Northern Ireland is set for a second election this year after the biggest unionist party again prevented the region’s government from forming, amid a row over post-Brexit trade rules that has major implications for the UK.
The Democratic Unionist Party stopped the election of an Assembly Speaker and prevented the election of an Executive for a fourth time Thursday, after a last-ditch attempt by other parties to appoint one ahead of a midnight deadline.
The UK’s Northern Ireland Secretary Christopher Heaton-Harris has said an election would be called if the region’s power-sharing government is not restored in time, with Dec. 15 seen as a likely date.
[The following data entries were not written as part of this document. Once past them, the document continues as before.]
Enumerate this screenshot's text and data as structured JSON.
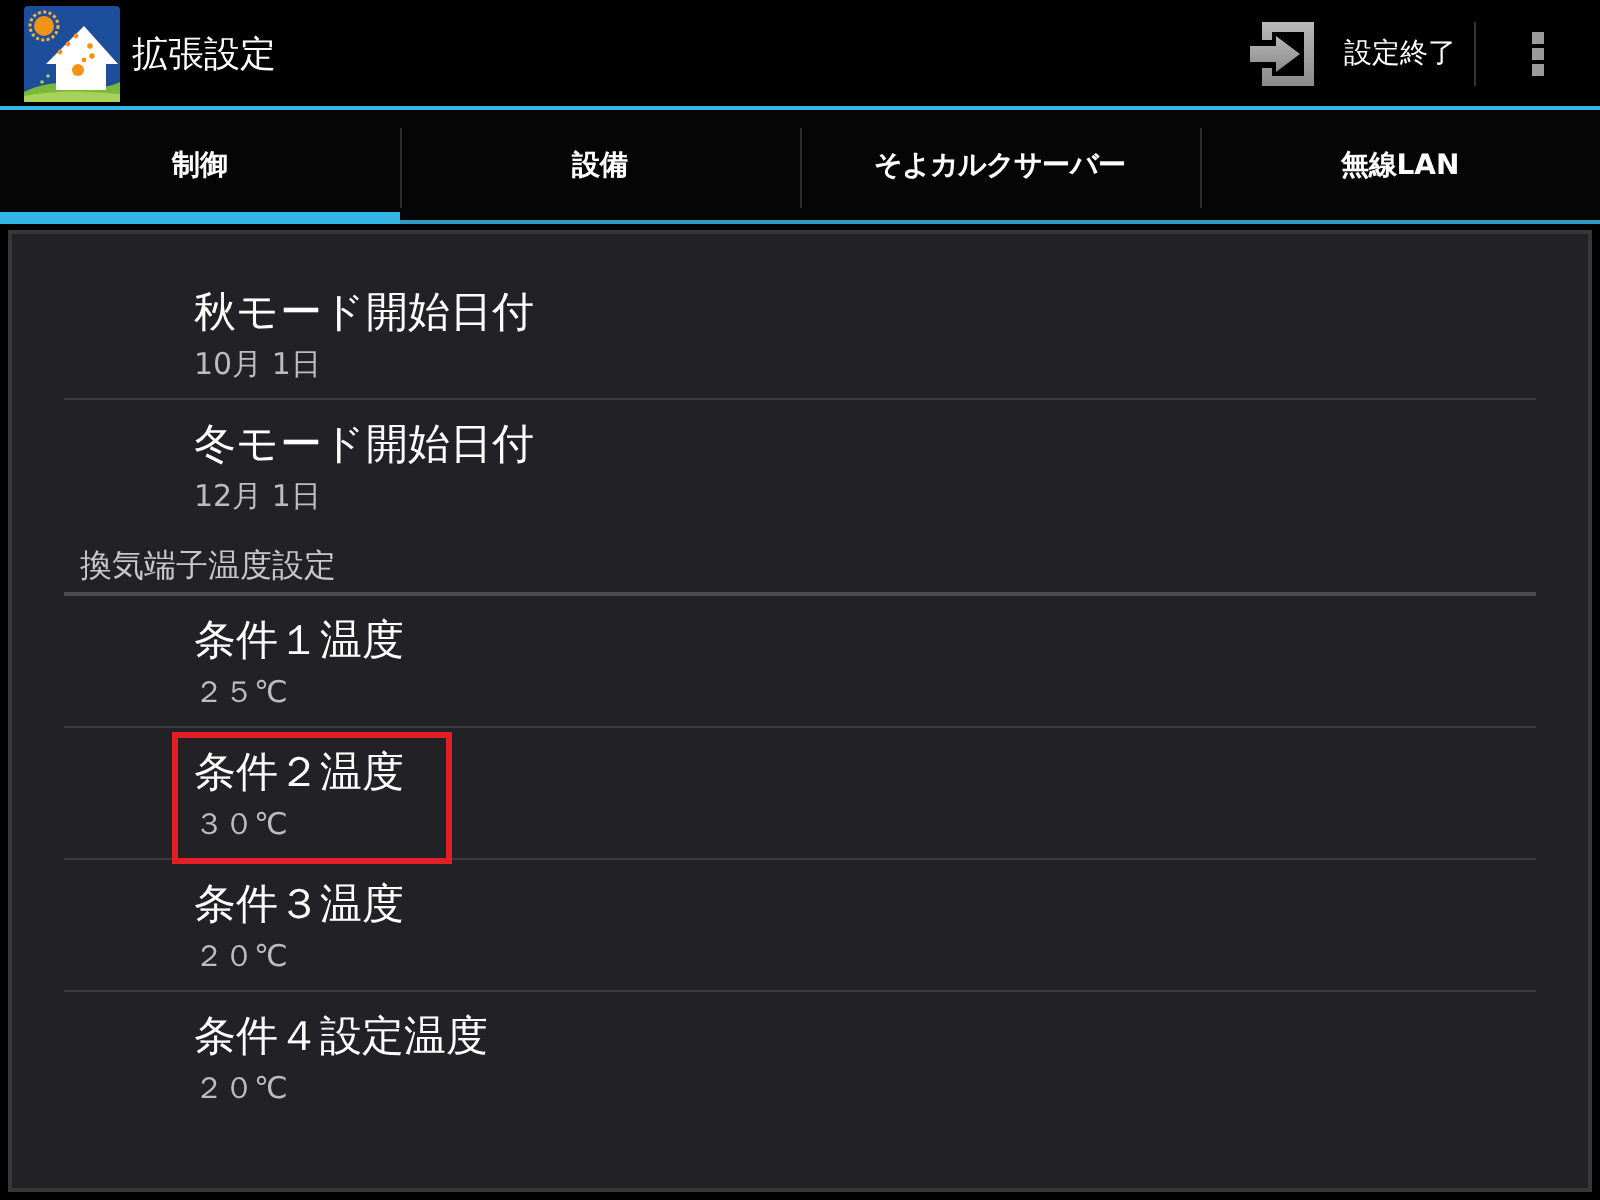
{
  "action_bar": {
    "title": "拡張設定",
    "action_label": "設定終了"
  },
  "tabs": [
    {
      "label": "制御",
      "selected": true
    },
    {
      "label": "設備",
      "selected": false
    },
    {
      "label": "そよカルクサーバー",
      "selected": false
    },
    {
      "label": "無線LAN",
      "selected": false
    }
  ],
  "preferences": [
    {
      "kind": "preference",
      "title": "秋モード開始日付",
      "summary": "10月 1日",
      "highlighted": false
    },
    {
      "kind": "preference",
      "title": "冬モード開始日付",
      "summary": "12月 1日",
      "highlighted": false
    },
    {
      "kind": "category",
      "title": "換気端子温度設定"
    },
    {
      "kind": "preference",
      "title": "条件１温度",
      "summary": "２５℃",
      "highlighted": false
    },
    {
      "kind": "preference",
      "title": "条件２温度",
      "summary": "３０℃",
      "highlighted": true
    },
    {
      "kind": "preference",
      "title": "条件３温度",
      "summary": "２０℃",
      "highlighted": false
    },
    {
      "kind": "preference",
      "title": "条件４設定温度",
      "summary": "２０℃",
      "highlighted": false
    }
  ]
}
It’s the latest development in a long-running political impasse in Northern Ireland, after the Brexit deal signed between the UK and European Union exacerbated tensions in the region. The decision to keep Northern Ireland in the bloc’s single market — which both sides agreed was necessary to avoid a border on the island of Ireland — angered unionists who say it undermines the region’s trade and political ties to the rest of mainland Britain.
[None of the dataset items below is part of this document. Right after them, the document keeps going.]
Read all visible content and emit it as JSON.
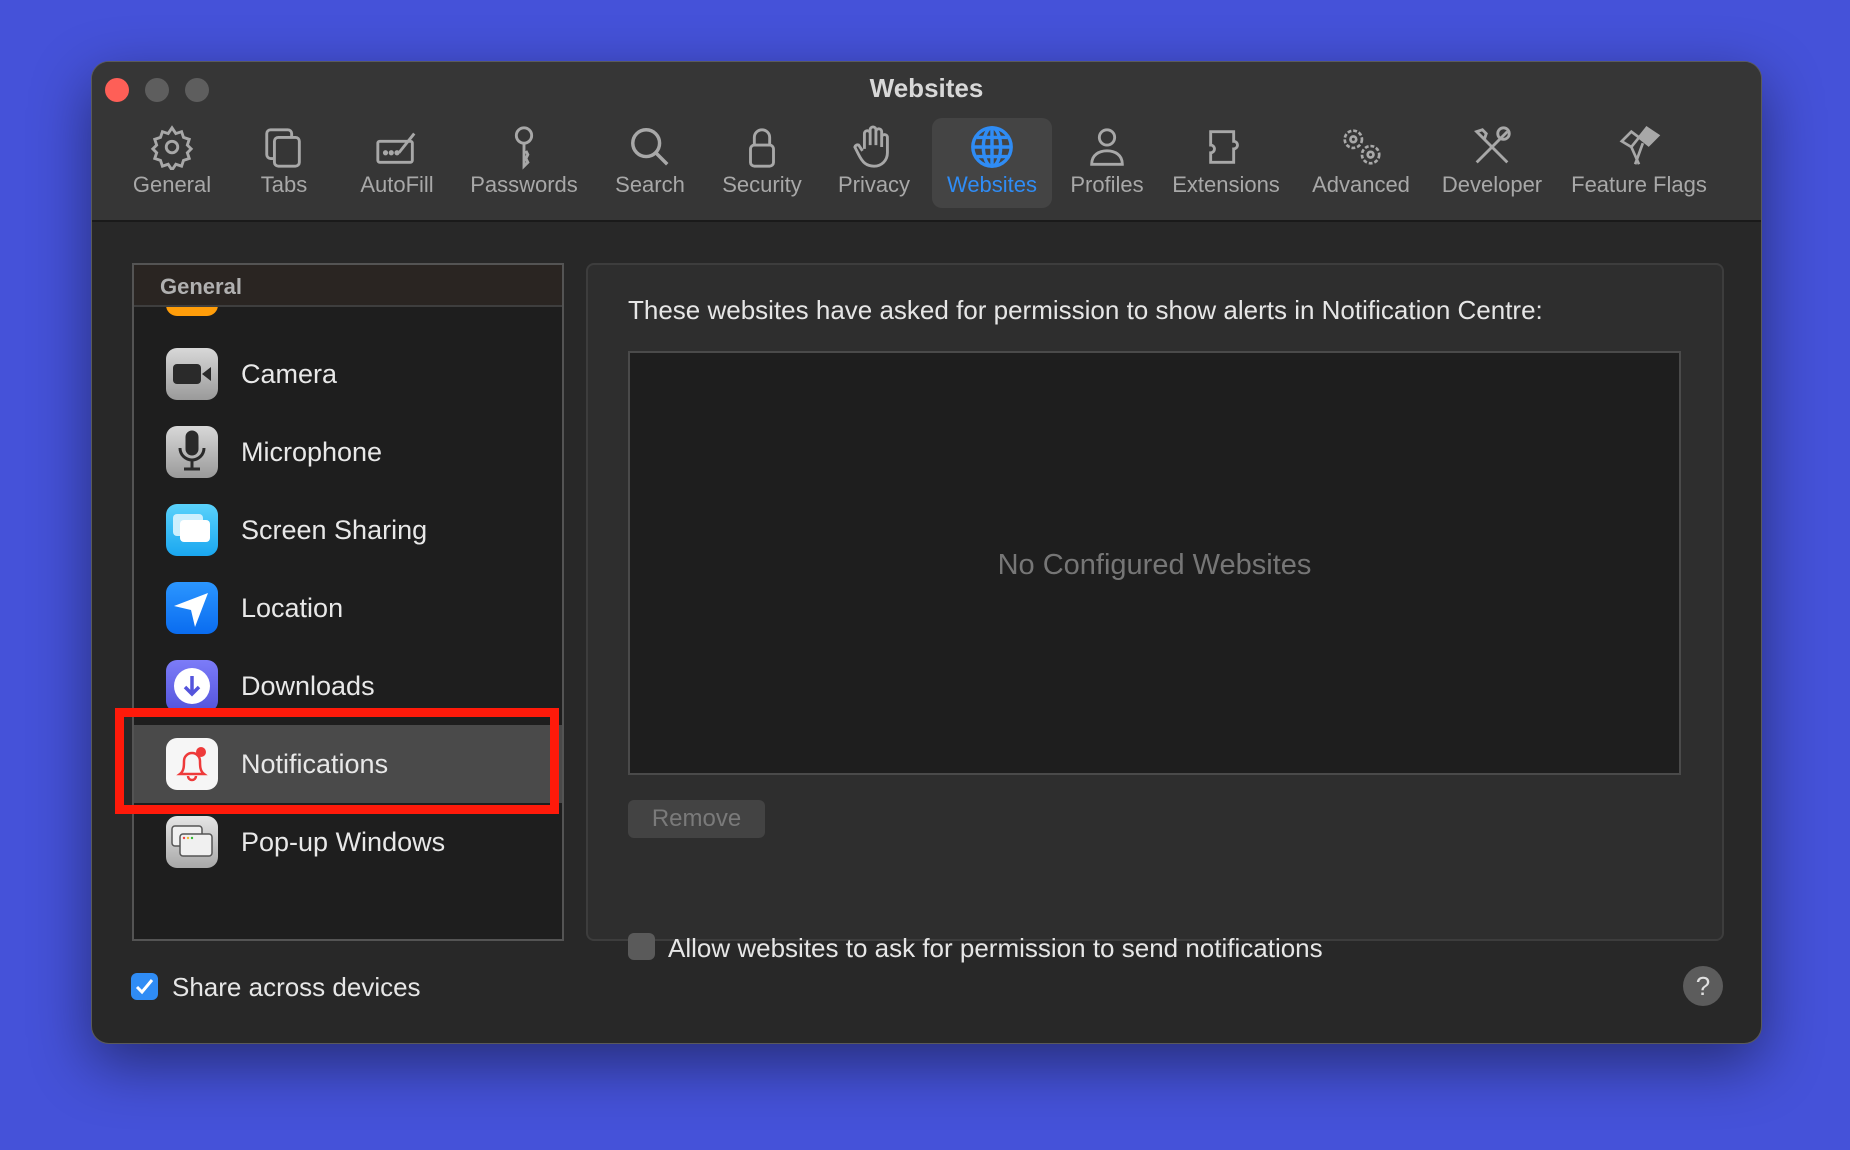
{
  "window": {
    "title": "Websites"
  },
  "toolbar": {
    "tabs": [
      {
        "label": "General",
        "icon": "gear-icon"
      },
      {
        "label": "Tabs",
        "icon": "tabs-icon"
      },
      {
        "label": "AutoFill",
        "icon": "autofill-icon"
      },
      {
        "label": "Passwords",
        "icon": "key-icon"
      },
      {
        "label": "Search",
        "icon": "search-icon"
      },
      {
        "label": "Security",
        "icon": "lock-icon"
      },
      {
        "label": "Privacy",
        "icon": "hand-icon"
      },
      {
        "label": "Websites",
        "icon": "globe-icon",
        "selected": true
      },
      {
        "label": "Profiles",
        "icon": "person-icon"
      },
      {
        "label": "Extensions",
        "icon": "puzzle-icon"
      },
      {
        "label": "Advanced",
        "icon": "gears-icon"
      },
      {
        "label": "Developer",
        "icon": "tools-icon"
      },
      {
        "label": "Feature Flags",
        "icon": "flags-icon"
      }
    ]
  },
  "sidebar": {
    "section_header": "General",
    "items": [
      {
        "label": "Camera",
        "icon": "camera-icon"
      },
      {
        "label": "Microphone",
        "icon": "microphone-icon"
      },
      {
        "label": "Screen Sharing",
        "icon": "screen-sharing-icon"
      },
      {
        "label": "Location",
        "icon": "location-icon"
      },
      {
        "label": "Downloads",
        "icon": "downloads-icon"
      },
      {
        "label": "Notifications",
        "icon": "bell-icon",
        "selected": true
      },
      {
        "label": "Pop-up Windows",
        "icon": "popup-windows-icon"
      }
    ]
  },
  "main": {
    "heading": "These websites have asked for permission to show alerts in Notification Centre:",
    "empty_text": "No Configured Websites",
    "remove_label": "Remove",
    "allow_label": "Allow websites to ask for permission to send notifications",
    "allow_checked": false
  },
  "footer": {
    "share_label": "Share across devices",
    "share_checked": true,
    "help_label": "?"
  },
  "colors": {
    "accent": "#2f8cf5",
    "highlight": "#ff1a0a",
    "desktop": "#4552d9"
  }
}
The DUP has refused to participate in the region’s government since February having made their involvement conditional on the UK scrapping that part of the Brexit deal, which is known as the Northern Ireland Protocol.
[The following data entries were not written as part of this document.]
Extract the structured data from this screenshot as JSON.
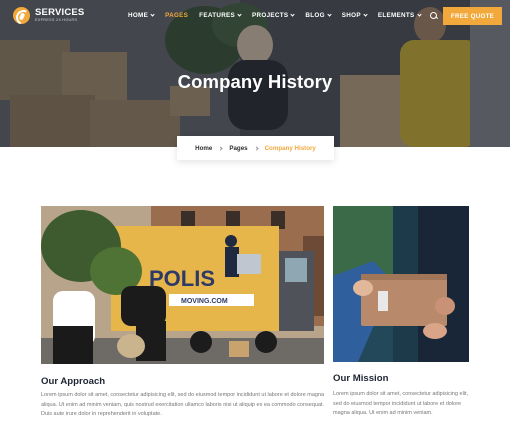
{
  "header": {
    "logo_title": "SERVICES",
    "logo_subtitle": "EXPRESS 24 HOURS",
    "menu": [
      {
        "label": "HOME",
        "dropdown": true,
        "active": false
      },
      {
        "label": "PAGES",
        "dropdown": false,
        "active": true
      },
      {
        "label": "FEATURES",
        "dropdown": true,
        "active": false
      },
      {
        "label": "PROJECTS",
        "dropdown": true,
        "active": false
      },
      {
        "label": "BLOG",
        "dropdown": true,
        "active": false
      },
      {
        "label": "SHOP",
        "dropdown": true,
        "active": false
      },
      {
        "label": "ELEMENTS",
        "dropdown": true,
        "active": false
      }
    ],
    "search_icon": "search-icon",
    "cta_label": "FREE QUOTE"
  },
  "hero": {
    "title": "Company History"
  },
  "breadcrumb": {
    "items": [
      "Home",
      "Pages",
      "Company History"
    ]
  },
  "cards": [
    {
      "title": "Our Approach",
      "text": "Lorem ipsum dolor sit amet, consectetur adipisicing elit, sed do eiusmod tempor incididunt ut labore et dolore magna aliqua. Ut enim ad minim veniam, quis nostrud exercitation ullamco laboris nisi ut aliquip ex ea commodo consequat. Duis aute irure dolor in reprehenderit in voluptate."
    },
    {
      "title": "Our Mission",
      "text": "Lorem ipsum dolor sit amet, consectetur adipisicing elit, sed do eiusmod tempor incididunt ut labore et dolore magna aliqua. Ut enim ad minim veniam."
    }
  ],
  "truck_sign": {
    "brand": "POLIS",
    "url": "MOVING.COM"
  },
  "colors": {
    "accent": "#f2a83b",
    "heading": "#1d2432",
    "body_text": "#777777",
    "truck_body": "#e7b64a"
  }
}
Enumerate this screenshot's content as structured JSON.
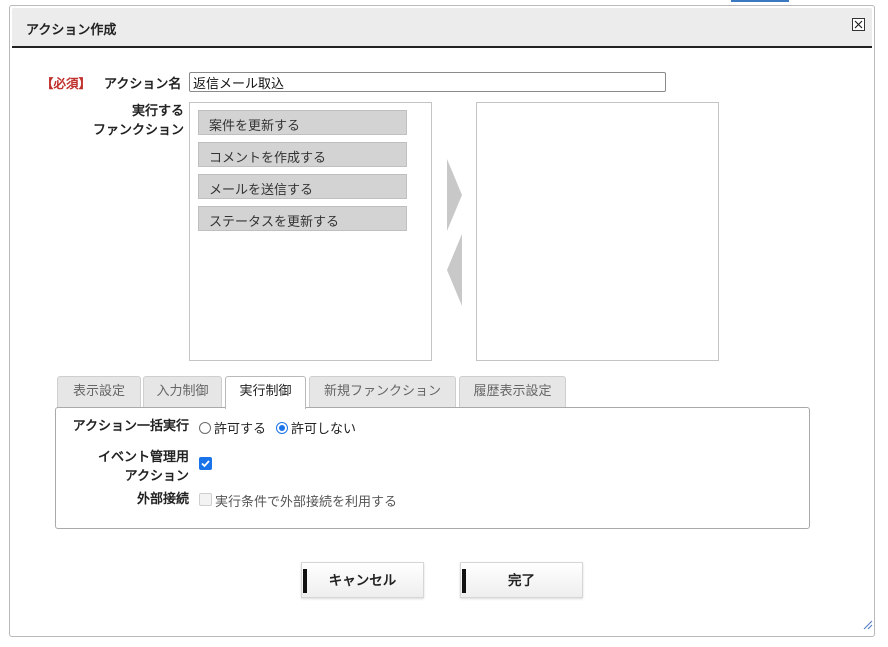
{
  "dialog": {
    "title": "アクション作成",
    "close_icon": "close-icon"
  },
  "form": {
    "required_label": "【必須】",
    "action_name_label": "アクション名",
    "action_name_value": "返信メール取込",
    "function_label_line1": "実行する",
    "function_label_line2": "ファンクション",
    "available_functions": [
      {
        "label": "案件を更新する"
      },
      {
        "label": "コメントを作成する"
      },
      {
        "label": "メールを送信する"
      },
      {
        "label": "ステータスを更新する"
      }
    ],
    "selected_functions": [],
    "move_right_icon": "triangle-right-icon",
    "move_left_icon": "triangle-left-icon"
  },
  "tabs": [
    {
      "label": "表示設定",
      "active": false
    },
    {
      "label": "入力制御",
      "active": false
    },
    {
      "label": "実行制御",
      "active": true
    },
    {
      "label": "新規ファンクション",
      "active": false
    },
    {
      "label": "履歴表示設定",
      "active": false
    }
  ],
  "execution_panel": {
    "bulk_label": "アクション一括実行",
    "allow_label": "許可する",
    "disallow_label": "許可しない",
    "bulk_selected": "許可しない",
    "event_label_line1": "イベント管理用",
    "event_label_line2": "アクション",
    "event_checked": true,
    "external_label": "外部接続",
    "external_option_label": "実行条件で外部接続を利用する",
    "external_checked": false,
    "external_disabled": true
  },
  "buttons": {
    "cancel_label": "キャンセル",
    "done_label": "完了"
  },
  "colors": {
    "required": "#c0302c",
    "accent": "#1a73e8",
    "item_bg": "#d3d3d3",
    "arrow": "#c8c8c8"
  }
}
It presents a significant political headache for the UK government in London, which has re-started negotiations with the EU on trying to fix the protocol for the first time in eight months and had hoped to use the prospect of a deal to persuade the DUP to re-form the government.
There’s also potential for diplomatic tensions if an election does not result in the restoration of a power-sharing regional government. Irish Prime Minister Micheal Martin said Northern Ireland should not return to direct rule from the UK as has been the case in the past.